I sat down on the moulded plastic chair which had suddenly appeared and took his hand in mine. It was warm and mine were stone cold, so I took them away again and rubbed them together. When they were less cold, I took up his hand again and told him that I had come.
Minutes passed, each one so full of thoughts and memories. I watched his face, taught myself not to see the sad distortion of his mouth. I watched the monitors, well able to translate their messages, a language I had learnt in this same classroom two years ago. Figures that recorded the minute rise and fall of blood pressure, oscillating lines that continually created and then recreated mountains with foothills and unbridgeable oceanic chasms. A pattern, rock steady, despite all its variations. So stable. As my father’s presence had been throughout all of my life.
Time passed. My hands were warmer now than his. Hardly surprising, when the ward sat at seventy degrees and I was still wearing my three-quarter length winter coat. I slid it off, one-handed, so that I didn’t have to break the precious contact that had strengthened between us as the minutes had slowly turned into hours.
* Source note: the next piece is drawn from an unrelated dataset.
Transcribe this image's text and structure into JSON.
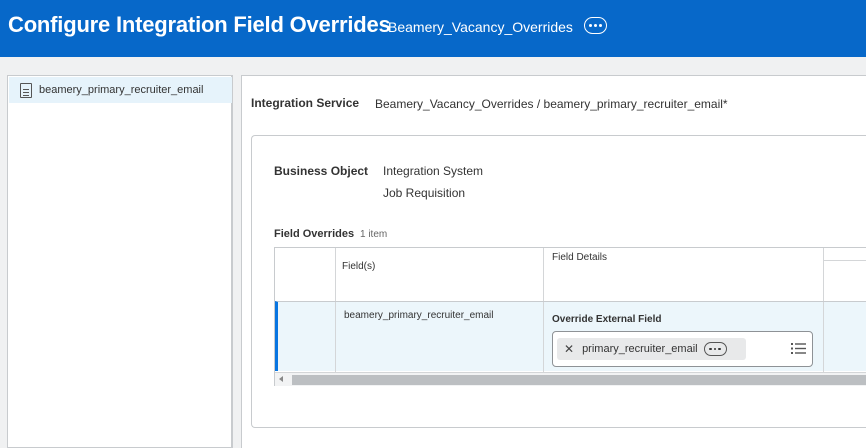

I closed my eyes for a moment and saw him smile. ‘Look,’ he said, laughing, and there on the hillside stood a lad, barefoot, the backside out of his trousers, which were short but still too long for him. I waited for the neighbour to appear. Sure enough, there he was. A big boy on an enormous horse, its back as broad as a table. ‘Wee Georgie Erwin,’ he called, looking down, and I felt cross. ‘How dare he?’ I said to my father. But my father just laughed. ‘Sticks and stones can break my bones, but names can never hurt me,’ he chanted, singing out the old rhyme that all we children knew. ‘Don’t worry, Jenny. It’s all right. It’s all right.’
I jerked awake, his words still in my ears. It’s the warmth, I thought to myself, and the purr of the ventilator. Now I’d got used to it, it was rather soothing. Reliable, too, doing its job. Breathing for Daddy so that he could sleep in peace. And tomorrow, surely, he would feel better.